Juliana Inhasz, professora do Insper, reconhece que o fim da desoneração e do tratamento privilegiado a determinados setores poderá corrigir distorções na economia.

Segundo ela, a derrapada foi a falta de transparência do processo. “Para o Congresso, a pauta estava fechada, e a medida veio de um jeito muito estranho, muitos setores não esperavam por isso e a sensação foi de um governo desleal, que tentou pegar todo mundo meio de surpresa para que não houvesse muito tempo de reação, de choradeira” relata a professora. E isso terá um custo adicional para o governo alcançar o déficit zero e cumprir sua agenda de políticas. “Ele vai ter de articular muito mais, vai ter de garantir apoios, vai ser muito mais difícil a partir de agora” finaliza.

Teixeira, da FGV, destaca que toda essa movimentação faz parte do jogo político, onde o Congresso é uma casa de decisão final, em que cada um vai defender os seus interesses.

O que mais desperta a atenção, no entanto, são as críticas à condução de política econômica de Haddad pelo PT, em que a legenda defende que “o Brasil precisa se libertar do austericídio fiscal”.

A primeira semana do ano, inclusive, foi marcada por troca de farpas entre o ministro, a presidente do partido Gleisi Hoffmann, e o deputado Lindbergh Farias (PT- RJ), que chamou de “burrice política” a manutenção da meta de déficit zero na LDO, chancelada pelo presidente Lula.

Indigestão

Mas não é somente a reoneração da folha de pagamento o assunto indigesto para o governo Lula no Congresso na virada do ano. Na Lei de Diretires Orçamentárias (LDO) de 2024, o presidente Lula vetou aos parlamentares a criação de um calendário para a distribuição de recursos de suas emendas.

O breque na voracidade do Legislativo, pelo comando de verbas para preservar suas bases de apoio em ano eleitoral, será mais um ponto de tensão para fevereiro, quando termina o recesso político.

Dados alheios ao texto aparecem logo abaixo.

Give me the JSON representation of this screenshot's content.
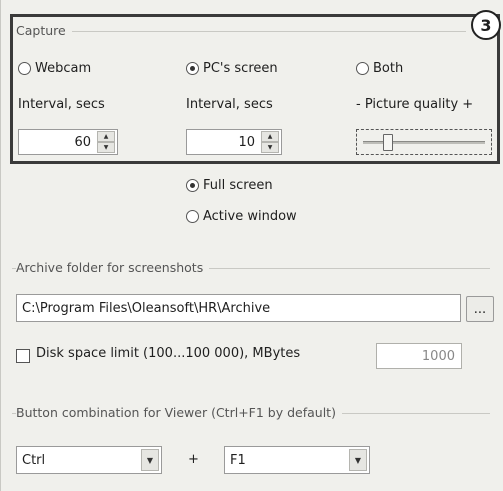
{
  "capture_group": {
    "title": "Capture",
    "badge": "3",
    "source_options": [
      {
        "label": "Webcam",
        "selected": false
      },
      {
        "label": "PC's screen",
        "selected": true
      },
      {
        "label": "Both",
        "selected": false
      }
    ],
    "webcam_interval_label": "Interval, secs",
    "webcam_interval_value": "60",
    "screen_interval_label": "Interval, secs",
    "screen_interval_value": "10",
    "quality_label": "- Picture quality +",
    "quality_level": 0.18
  },
  "screen_mode": {
    "options": [
      {
        "label": "Full screen",
        "selected": true
      },
      {
        "label": "Active window",
        "selected": false
      }
    ]
  },
  "archive_group": {
    "title": "Archive folder for screenshots",
    "path": "C:\\Program Files\\Oleansoft\\HR\\Archive",
    "browse_label": "...",
    "disk_limit_label": "Disk space limit (100...100 000), MBytes",
    "disk_limit_checked": false,
    "disk_limit_value": "1000"
  },
  "viewer_hotkey_group": {
    "title": "Button combination for Viewer (Ctrl+F1 by default)",
    "modifier": "Ctrl",
    "plus": "+",
    "key": "F1"
  },
  "icons": {
    "dropdown_arrow": "chevron-down-icon",
    "spin_up": "spin-up-icon",
    "spin_down": "spin-down-icon"
  }
}
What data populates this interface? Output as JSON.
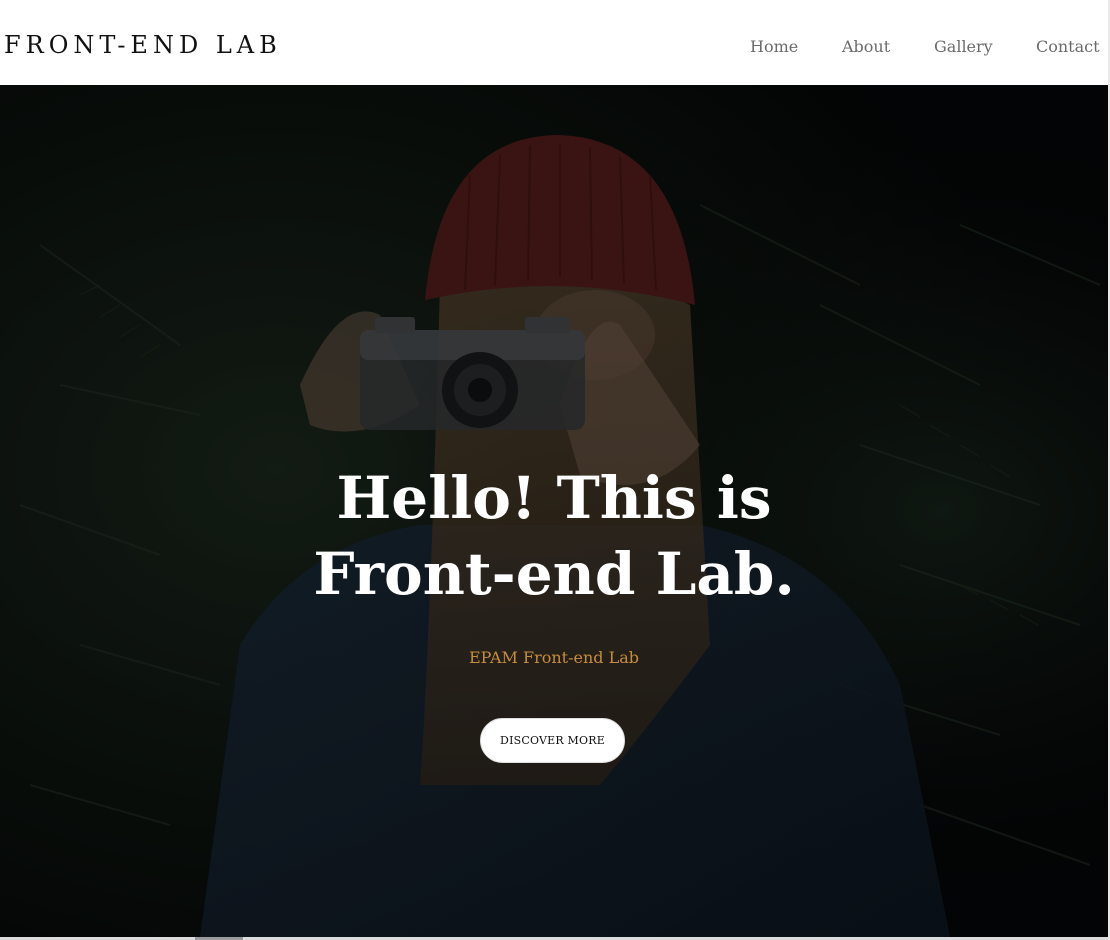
{
  "header": {
    "logo": "FRONT-END LAB",
    "nav": [
      {
        "label": "Home"
      },
      {
        "label": "About"
      },
      {
        "label": "Gallery"
      },
      {
        "label": "Contact"
      }
    ]
  },
  "hero": {
    "title_line1": "Hello! This is",
    "title_line2": "Front-end Lab.",
    "subtitle": "EPAM Front-end Lab",
    "cta_label": "DISCOVER MORE",
    "background_image": "photographer-with-camera-red-beanie"
  },
  "colors": {
    "accent": "#c68d3c",
    "hero_overlay": "#05080a",
    "nav_text": "#6b6b6b"
  }
}
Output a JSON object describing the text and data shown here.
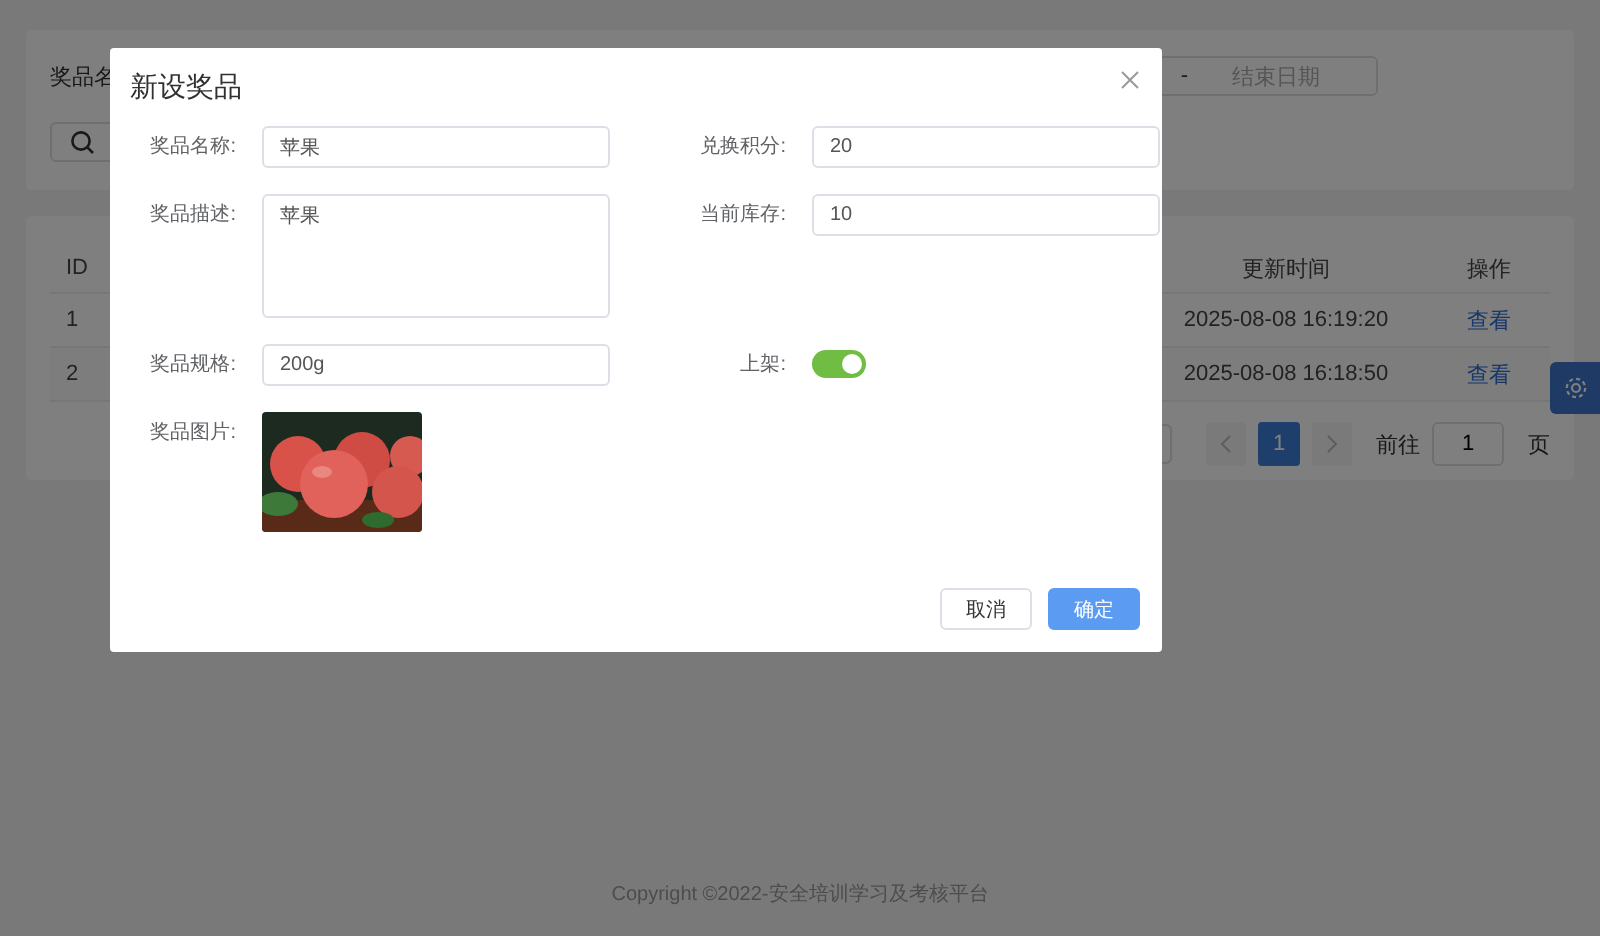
{
  "background": {
    "filter": {
      "name_label": "奖品名",
      "date_separator": "-",
      "end_date_placeholder": "结束日期"
    },
    "table": {
      "columns": [
        "ID",
        "更新时间",
        "操作"
      ],
      "rows": [
        {
          "id": "1",
          "updated": "2025-08-08 16:19:20",
          "action": "查看"
        },
        {
          "id": "2",
          "updated": "2025-08-08 16:18:50",
          "action": "查看"
        }
      ]
    },
    "pagination": {
      "pages": [
        {
          "label": "1",
          "selected": true
        }
      ],
      "goto_label": "前往",
      "goto_value": "1",
      "page_unit": "页"
    }
  },
  "dialog": {
    "title": "新设奖品",
    "fields": [
      {
        "kind": "text",
        "label": "奖品名称:",
        "value": "苹果"
      },
      {
        "kind": "text",
        "label": "兑换积分:",
        "value": "20"
      },
      {
        "kind": "textarea",
        "label": "奖品描述:",
        "value": "苹果"
      },
      {
        "kind": "text",
        "label": "当前库存:",
        "value": "10"
      },
      {
        "kind": "text",
        "label": "奖品规格:",
        "value": "200g"
      },
      {
        "kind": "switch",
        "label": "上架:",
        "on": true
      },
      {
        "label": "奖品图片:"
      }
    ],
    "buttons": [
      {
        "label": "取消",
        "kind": "default"
      },
      {
        "label": "确定",
        "kind": "primary"
      }
    ]
  },
  "footer": "Copyright ©2022-安全培训学习及考核平台"
}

O cientista político da USP José Álvaro Moisés alerta que essas crises pontuais refletem uma crise maior, crônica e mais profunda do sistema político como um todo no Brasil, que vem se arrastando desde 2014, com o crescente empoderamento do Congresso e perdas de áreas de ação do Executivo.

“O governo Lula não teve essa percepção logo em seu início. Embora Haddad com uma série de contatos, articulações e negociações tenha conseguido aprovar o arcabouço fiscal, a reforma tributária, o que não é pouca coisa, há uma indicação de que o presidencialismo de coalizão está colapsando no Brasil”, analisa Moiséis.

Ele ressalta que apesar dos entendimentos entre os dois Poderes, é como se houvesse um mecanismo permanente de cobrança dos que apoiam o presidente, o que debilita e fragiliza muito a sua capacidade de ação. “Nós precisamos de uma nova reestruturação do sistema político com adoção de semipresidencialismo, em que se dividem as funcões de chefia de Estado e chefia de governo com descentralização do poder.”